そう呼ばれる乙女ゲームのバッドエンドの一つ。

エンド名は「終わりなき絶望」

このバッドエンドはよく覚えている。

というより、ゲーマーなら一度は耳にしたことがあるバッドエンドだ。


このバッドエンドはこの作品の最終ルート中に発生する。

グランドフィナーレを迎えるために必要なフラグを回収する際に必ず通過しなければいけないイベントがあるのだけど、それを発生させると何故か必ずこのエンドに突入するバグが発生するのだ。

そしてそれ以後はどのルートを目指そうともかならず最終ルートに突入し、バッドエンド直行というバグが繰り返される。

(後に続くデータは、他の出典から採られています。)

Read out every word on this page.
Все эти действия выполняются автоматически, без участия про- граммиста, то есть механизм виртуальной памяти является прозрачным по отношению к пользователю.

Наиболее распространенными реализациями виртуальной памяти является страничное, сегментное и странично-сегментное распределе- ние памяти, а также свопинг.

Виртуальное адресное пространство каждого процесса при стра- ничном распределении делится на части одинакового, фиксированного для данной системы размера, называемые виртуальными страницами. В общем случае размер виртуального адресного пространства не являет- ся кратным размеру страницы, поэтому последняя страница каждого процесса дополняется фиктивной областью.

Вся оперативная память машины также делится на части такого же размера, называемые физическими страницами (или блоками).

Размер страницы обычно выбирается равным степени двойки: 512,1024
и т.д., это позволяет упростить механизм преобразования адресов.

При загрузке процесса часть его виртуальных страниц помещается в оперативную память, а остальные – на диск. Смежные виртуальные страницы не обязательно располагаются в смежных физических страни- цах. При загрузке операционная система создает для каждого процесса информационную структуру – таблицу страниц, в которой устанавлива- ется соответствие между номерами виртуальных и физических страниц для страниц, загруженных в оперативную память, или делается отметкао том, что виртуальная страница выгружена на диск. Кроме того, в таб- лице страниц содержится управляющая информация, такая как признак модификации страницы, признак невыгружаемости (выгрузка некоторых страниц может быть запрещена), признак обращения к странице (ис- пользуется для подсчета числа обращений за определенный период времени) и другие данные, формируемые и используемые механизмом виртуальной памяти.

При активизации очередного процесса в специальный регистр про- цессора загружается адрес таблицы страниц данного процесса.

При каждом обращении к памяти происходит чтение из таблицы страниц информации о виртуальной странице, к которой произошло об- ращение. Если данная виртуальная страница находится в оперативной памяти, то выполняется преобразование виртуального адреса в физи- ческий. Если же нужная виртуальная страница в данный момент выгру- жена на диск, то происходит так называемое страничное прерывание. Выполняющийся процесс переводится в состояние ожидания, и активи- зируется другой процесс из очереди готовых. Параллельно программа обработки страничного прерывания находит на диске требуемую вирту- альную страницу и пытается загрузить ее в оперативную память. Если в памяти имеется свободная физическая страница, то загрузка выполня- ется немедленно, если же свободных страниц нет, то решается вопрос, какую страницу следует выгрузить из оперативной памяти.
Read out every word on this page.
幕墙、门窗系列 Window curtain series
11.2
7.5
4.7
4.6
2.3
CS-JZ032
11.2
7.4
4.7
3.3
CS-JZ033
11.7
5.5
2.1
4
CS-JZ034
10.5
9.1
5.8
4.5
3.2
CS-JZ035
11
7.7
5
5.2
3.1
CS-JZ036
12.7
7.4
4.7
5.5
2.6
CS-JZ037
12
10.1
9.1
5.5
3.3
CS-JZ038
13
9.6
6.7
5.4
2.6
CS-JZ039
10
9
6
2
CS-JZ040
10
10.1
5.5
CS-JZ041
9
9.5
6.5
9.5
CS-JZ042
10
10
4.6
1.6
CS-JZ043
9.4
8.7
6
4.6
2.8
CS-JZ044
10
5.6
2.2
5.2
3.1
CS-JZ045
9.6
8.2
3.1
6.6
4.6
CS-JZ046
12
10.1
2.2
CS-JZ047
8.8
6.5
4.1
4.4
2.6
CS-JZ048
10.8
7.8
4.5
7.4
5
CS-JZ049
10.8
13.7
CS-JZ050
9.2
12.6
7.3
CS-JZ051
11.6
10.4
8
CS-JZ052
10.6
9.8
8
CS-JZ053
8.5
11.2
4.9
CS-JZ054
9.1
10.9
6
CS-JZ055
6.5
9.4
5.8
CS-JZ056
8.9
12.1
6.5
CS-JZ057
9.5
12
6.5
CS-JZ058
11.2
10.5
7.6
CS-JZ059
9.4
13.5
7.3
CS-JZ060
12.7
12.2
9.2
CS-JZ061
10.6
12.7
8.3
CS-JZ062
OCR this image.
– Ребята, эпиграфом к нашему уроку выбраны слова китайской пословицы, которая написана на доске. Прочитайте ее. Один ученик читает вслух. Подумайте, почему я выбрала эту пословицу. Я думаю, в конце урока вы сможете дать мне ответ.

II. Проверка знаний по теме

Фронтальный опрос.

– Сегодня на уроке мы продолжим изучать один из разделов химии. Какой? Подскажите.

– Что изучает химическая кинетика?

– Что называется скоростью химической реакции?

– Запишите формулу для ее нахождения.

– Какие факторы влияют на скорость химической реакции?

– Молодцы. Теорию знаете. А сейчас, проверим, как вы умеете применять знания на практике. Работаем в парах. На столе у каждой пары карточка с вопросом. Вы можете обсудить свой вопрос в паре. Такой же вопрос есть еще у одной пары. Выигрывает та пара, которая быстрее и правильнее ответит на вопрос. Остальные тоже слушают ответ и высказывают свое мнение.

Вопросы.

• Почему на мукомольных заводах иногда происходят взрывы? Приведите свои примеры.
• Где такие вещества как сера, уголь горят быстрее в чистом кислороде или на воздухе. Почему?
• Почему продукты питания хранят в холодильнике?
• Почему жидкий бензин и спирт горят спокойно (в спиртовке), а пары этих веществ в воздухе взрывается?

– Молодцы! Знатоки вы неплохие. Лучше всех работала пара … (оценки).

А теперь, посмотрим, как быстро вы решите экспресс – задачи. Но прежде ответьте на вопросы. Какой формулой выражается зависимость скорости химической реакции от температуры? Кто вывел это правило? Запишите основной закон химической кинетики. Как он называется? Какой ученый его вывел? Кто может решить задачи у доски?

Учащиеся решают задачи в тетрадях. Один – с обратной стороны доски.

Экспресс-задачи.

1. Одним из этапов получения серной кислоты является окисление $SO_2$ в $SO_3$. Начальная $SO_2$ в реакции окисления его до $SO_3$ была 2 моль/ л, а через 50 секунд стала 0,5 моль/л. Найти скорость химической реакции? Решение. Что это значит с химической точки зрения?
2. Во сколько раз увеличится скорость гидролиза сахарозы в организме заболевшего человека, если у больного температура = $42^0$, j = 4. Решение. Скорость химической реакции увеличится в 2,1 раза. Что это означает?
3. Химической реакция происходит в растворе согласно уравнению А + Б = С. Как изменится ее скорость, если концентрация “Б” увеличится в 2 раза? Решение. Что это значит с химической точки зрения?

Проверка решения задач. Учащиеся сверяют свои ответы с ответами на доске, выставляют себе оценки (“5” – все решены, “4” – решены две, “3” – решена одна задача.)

解決方法はデータを全削除して新しく始めなおすか、公式の修正パッチを待つくらい。

けれど結局パッチなど公式から配信されることもなく、超絶バグゲーという汚名で有名になった作品だった。

そのイベントを通過せずにノーマルエンドにいっても結局救いはないらしく、それ以外のルートの評価は高かっただけに残念な作品扱いになった。



そんなゲームだからか「実は最終ルートは存在してなかった筈なのにクランクアップしたときに突如発生した」とかよくわからない都市伝説も聞いたことがあった。

今思えばそもそもグランドフィナーレ用のフラグが本当にあったかも定かではないのだけど…。


目の前で繰り広げられてるのはそんなワンシーンだった。

愛する人を二人も目の前で亡くして泣き叫ぶ少女の姿を見せて終わる、そんなエンディング。


私も何度もみた、エンディング。


だけれど――



たすけてください。



化粧がボロボロになるまで泣きはらした彼女が私に助けを求めてきた。


その事実に驚愕しながらもなんとなく状況が飲み込めた。

これは前世でよく見かけた乙女ゲーへの異世界転生的なものなんだな、と。


これが単なる死ぬ間際の夢であったとしても構わないと思った。

夢であったとしても全力を尽くそう。私の出来うる限りのことを。


だって放っておけないじゃないか。